As the German fleet approached Dover on the Kent Coast the task of halting the dash fell into the hands of the man behind the successful evacuation of the British Army from the beaches of Dunkirk - Admiral Ramsey.

For the Germans it was a victory - for the Allies it was just a bewildering mass of confusion, bungling, mis-communication and disbelief by some.
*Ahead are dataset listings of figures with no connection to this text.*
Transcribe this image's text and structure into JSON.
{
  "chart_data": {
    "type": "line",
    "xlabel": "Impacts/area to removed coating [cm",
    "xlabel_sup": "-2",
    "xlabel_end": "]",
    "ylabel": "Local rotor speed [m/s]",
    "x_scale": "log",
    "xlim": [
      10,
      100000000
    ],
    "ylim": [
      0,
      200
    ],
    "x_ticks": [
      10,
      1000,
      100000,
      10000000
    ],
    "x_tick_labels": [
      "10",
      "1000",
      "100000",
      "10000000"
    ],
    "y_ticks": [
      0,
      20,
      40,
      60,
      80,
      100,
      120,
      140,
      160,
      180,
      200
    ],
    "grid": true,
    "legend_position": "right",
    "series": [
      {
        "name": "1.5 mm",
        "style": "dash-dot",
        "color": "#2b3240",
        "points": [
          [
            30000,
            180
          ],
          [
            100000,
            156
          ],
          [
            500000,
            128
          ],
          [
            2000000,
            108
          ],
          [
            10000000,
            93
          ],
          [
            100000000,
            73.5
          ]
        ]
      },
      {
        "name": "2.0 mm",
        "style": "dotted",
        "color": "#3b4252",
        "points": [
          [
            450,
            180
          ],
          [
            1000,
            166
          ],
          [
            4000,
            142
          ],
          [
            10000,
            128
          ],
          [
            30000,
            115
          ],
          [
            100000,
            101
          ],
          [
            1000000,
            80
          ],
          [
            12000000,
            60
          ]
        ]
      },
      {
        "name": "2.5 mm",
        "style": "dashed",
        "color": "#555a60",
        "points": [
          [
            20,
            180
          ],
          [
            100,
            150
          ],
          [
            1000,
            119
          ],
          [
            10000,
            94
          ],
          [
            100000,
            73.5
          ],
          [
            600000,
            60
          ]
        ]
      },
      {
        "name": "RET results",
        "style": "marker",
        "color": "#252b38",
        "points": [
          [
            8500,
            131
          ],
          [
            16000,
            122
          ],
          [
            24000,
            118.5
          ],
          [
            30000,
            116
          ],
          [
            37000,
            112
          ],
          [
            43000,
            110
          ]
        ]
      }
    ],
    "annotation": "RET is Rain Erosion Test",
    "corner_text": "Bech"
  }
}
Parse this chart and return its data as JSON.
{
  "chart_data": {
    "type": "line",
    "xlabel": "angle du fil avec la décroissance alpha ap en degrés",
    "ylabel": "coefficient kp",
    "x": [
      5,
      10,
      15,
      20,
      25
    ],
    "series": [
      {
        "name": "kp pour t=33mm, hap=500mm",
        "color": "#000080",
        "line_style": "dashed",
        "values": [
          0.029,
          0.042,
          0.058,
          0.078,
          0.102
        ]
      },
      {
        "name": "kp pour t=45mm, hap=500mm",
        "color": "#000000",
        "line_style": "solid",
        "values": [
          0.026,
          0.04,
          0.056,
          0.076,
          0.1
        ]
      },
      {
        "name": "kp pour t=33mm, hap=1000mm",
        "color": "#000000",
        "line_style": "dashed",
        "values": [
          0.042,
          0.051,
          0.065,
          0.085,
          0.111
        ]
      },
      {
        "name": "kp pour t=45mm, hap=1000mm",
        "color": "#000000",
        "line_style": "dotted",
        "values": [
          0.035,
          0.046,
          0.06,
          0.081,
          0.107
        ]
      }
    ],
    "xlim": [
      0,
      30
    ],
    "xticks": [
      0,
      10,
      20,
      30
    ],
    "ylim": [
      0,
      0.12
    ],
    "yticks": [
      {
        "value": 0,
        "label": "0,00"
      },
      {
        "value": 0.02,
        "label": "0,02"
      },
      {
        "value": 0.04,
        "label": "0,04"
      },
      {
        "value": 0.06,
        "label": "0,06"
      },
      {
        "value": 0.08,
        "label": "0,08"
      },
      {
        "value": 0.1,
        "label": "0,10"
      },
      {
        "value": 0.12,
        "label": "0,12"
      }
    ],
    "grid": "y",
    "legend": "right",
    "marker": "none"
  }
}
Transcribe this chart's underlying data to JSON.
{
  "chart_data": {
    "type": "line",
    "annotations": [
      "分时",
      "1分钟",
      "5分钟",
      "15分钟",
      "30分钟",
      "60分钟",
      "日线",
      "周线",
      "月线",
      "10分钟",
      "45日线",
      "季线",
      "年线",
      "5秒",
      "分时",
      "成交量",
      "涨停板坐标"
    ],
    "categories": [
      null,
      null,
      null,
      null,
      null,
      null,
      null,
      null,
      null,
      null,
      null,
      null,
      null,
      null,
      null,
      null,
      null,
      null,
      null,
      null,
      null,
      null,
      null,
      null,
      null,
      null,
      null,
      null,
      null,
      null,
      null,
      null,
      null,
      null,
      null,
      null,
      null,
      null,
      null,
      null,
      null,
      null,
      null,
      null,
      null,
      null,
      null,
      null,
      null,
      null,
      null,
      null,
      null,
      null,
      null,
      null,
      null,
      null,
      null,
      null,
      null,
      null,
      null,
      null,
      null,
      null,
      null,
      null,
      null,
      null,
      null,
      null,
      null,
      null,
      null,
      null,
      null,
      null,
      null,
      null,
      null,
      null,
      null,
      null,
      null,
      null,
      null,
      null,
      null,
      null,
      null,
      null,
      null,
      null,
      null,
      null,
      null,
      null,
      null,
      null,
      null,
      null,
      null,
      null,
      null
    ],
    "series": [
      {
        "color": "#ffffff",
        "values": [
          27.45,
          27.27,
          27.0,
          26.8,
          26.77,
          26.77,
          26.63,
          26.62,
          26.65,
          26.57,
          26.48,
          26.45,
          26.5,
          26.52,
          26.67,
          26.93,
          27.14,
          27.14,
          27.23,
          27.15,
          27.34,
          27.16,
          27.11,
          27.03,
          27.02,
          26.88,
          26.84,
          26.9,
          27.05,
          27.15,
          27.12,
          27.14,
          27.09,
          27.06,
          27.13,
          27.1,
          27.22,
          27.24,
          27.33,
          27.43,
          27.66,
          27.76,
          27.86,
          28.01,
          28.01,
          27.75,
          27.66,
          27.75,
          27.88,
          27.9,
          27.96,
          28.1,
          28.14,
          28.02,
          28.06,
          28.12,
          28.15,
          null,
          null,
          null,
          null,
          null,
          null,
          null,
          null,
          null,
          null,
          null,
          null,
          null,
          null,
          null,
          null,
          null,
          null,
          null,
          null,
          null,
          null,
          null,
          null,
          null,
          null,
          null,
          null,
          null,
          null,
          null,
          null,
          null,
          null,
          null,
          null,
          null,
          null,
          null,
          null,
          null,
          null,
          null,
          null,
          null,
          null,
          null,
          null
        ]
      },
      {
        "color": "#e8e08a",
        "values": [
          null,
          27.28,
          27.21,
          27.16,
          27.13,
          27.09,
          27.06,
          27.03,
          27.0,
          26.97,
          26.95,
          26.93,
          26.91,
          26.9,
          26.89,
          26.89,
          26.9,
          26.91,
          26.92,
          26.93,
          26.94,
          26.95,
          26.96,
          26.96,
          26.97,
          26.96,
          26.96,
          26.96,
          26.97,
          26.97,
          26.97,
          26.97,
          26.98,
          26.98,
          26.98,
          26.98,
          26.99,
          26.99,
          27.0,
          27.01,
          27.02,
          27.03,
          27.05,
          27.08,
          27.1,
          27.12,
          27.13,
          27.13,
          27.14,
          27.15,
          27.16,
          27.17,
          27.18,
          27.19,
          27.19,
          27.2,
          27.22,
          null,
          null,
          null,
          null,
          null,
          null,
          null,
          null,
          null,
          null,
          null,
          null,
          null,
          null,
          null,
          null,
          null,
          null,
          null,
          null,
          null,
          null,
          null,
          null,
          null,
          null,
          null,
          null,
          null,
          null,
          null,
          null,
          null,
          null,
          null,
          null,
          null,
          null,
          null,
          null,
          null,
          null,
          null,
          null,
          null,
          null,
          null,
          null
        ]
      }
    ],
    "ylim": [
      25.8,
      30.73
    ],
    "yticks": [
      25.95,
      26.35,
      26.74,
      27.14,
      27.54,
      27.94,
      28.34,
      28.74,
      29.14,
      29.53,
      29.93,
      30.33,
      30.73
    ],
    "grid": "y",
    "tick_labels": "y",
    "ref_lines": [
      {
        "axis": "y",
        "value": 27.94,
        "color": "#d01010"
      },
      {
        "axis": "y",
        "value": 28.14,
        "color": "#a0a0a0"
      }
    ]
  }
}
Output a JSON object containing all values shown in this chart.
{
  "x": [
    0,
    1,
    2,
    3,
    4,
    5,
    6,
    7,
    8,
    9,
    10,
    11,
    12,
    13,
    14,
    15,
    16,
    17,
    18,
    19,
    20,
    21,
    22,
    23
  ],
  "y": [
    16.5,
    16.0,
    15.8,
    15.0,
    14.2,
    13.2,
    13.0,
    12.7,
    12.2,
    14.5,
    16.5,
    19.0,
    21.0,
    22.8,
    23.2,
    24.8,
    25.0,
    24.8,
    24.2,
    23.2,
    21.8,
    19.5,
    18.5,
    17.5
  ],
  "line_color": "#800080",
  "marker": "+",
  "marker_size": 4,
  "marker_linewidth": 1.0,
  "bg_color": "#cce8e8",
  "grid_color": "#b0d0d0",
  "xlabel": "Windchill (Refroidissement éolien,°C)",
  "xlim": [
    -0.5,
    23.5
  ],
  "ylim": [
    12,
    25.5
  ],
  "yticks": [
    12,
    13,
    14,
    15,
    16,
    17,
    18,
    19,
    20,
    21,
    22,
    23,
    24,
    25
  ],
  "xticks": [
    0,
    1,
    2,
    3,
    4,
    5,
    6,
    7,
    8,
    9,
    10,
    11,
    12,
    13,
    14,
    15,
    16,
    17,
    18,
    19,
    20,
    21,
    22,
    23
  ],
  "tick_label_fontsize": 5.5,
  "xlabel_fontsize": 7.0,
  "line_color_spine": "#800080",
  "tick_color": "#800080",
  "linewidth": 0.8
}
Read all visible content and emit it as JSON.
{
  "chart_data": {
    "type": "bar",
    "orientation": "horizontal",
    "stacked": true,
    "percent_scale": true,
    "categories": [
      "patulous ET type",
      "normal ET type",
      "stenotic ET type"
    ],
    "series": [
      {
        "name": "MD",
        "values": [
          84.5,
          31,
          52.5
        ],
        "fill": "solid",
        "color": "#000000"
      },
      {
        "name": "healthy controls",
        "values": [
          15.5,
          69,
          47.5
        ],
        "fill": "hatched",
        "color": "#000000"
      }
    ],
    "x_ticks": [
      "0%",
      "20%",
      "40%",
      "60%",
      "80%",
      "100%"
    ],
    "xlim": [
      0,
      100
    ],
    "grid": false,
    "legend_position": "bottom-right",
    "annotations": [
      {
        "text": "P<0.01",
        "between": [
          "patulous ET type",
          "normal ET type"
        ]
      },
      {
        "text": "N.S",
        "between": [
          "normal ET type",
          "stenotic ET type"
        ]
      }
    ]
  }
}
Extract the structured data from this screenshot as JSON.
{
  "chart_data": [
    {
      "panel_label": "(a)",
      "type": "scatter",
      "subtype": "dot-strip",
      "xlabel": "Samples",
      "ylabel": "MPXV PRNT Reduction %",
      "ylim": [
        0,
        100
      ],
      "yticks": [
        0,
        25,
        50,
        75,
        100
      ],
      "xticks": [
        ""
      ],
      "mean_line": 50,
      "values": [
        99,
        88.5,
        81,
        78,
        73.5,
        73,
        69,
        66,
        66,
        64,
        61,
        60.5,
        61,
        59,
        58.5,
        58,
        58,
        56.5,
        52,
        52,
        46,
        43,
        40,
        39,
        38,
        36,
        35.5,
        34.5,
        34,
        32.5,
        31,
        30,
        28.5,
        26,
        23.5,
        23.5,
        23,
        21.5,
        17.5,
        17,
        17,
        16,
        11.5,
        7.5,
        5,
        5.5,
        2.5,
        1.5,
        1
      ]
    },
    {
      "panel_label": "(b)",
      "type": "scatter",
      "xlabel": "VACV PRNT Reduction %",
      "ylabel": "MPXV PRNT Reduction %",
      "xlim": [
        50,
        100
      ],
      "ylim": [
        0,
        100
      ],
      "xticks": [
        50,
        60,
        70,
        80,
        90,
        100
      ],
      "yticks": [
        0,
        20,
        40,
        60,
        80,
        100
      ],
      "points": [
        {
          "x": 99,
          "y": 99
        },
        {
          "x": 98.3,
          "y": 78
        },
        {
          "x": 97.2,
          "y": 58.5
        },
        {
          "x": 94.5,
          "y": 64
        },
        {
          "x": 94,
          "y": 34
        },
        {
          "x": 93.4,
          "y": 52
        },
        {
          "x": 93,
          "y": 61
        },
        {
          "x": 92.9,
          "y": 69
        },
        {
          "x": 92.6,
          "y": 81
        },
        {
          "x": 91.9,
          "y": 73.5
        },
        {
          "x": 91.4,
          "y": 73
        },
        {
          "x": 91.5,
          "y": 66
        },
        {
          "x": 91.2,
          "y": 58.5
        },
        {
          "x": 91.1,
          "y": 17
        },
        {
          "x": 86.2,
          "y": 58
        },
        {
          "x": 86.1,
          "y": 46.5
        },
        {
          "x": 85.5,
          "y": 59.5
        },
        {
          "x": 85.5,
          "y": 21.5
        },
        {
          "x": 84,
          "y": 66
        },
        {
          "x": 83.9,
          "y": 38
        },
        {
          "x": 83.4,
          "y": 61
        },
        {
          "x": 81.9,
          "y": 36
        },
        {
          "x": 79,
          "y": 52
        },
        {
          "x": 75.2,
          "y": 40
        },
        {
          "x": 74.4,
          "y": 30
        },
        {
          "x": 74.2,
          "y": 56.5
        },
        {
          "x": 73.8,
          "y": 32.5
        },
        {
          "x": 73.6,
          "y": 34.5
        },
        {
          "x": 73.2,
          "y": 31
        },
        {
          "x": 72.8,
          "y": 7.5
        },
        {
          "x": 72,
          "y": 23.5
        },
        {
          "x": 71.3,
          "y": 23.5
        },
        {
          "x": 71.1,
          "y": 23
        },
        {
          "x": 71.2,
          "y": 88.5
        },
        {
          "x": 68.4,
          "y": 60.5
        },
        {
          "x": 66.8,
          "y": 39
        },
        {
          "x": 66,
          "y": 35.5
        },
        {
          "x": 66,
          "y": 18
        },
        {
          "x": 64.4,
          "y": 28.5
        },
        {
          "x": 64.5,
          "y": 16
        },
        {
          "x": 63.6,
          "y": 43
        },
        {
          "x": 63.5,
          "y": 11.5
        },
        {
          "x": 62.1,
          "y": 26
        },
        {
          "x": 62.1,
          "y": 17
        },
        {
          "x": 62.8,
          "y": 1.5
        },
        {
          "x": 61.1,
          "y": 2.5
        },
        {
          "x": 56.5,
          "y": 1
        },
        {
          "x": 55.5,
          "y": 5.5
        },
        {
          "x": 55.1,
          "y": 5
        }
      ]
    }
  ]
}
It had Churchill demanding: "Why?"

Terence Robertson's book attempts to answer the question but it does boil down to a plan that was made for a contingency that no one really believed would happen. The drama of those twenty four hours comes vividly to life in this book - and for those who don't know about this episode from the second world war then this book is a good place to start.

Monday 3 October 2016


After entertaining the folk of the silver mining town of Conejos Blancos the travelling Mexican circus moves on.
Yet while the audience had watched the death defying skills of the knife and trapeze artists, so Roger Hart is assembling a small army to take over the town and steal the silver in a well thought out plan of action.
No sooner has the circus left than Hart's gang ride in. The sheriff is killed and the townspeople are taken hostage. Still the best laid plans do not take into account the ingenuity of children two of whom escape the outlaws net to fetch help.
It is the circus performers that they turn to; people with the skills to bring the outlaws down.

Armed with a strong cast of characters the story flows with lightening speed that takes it into 'unputdownable' territory.

Ross Morton is a writer who entertains and knows his craft (check out Nik Morton's book "Write A Western In 30 Days"). There will be those who will think of a certain movie and there is a tip of the hat to it but this is not the major element as events encompass more 'heroes' than the title suggests.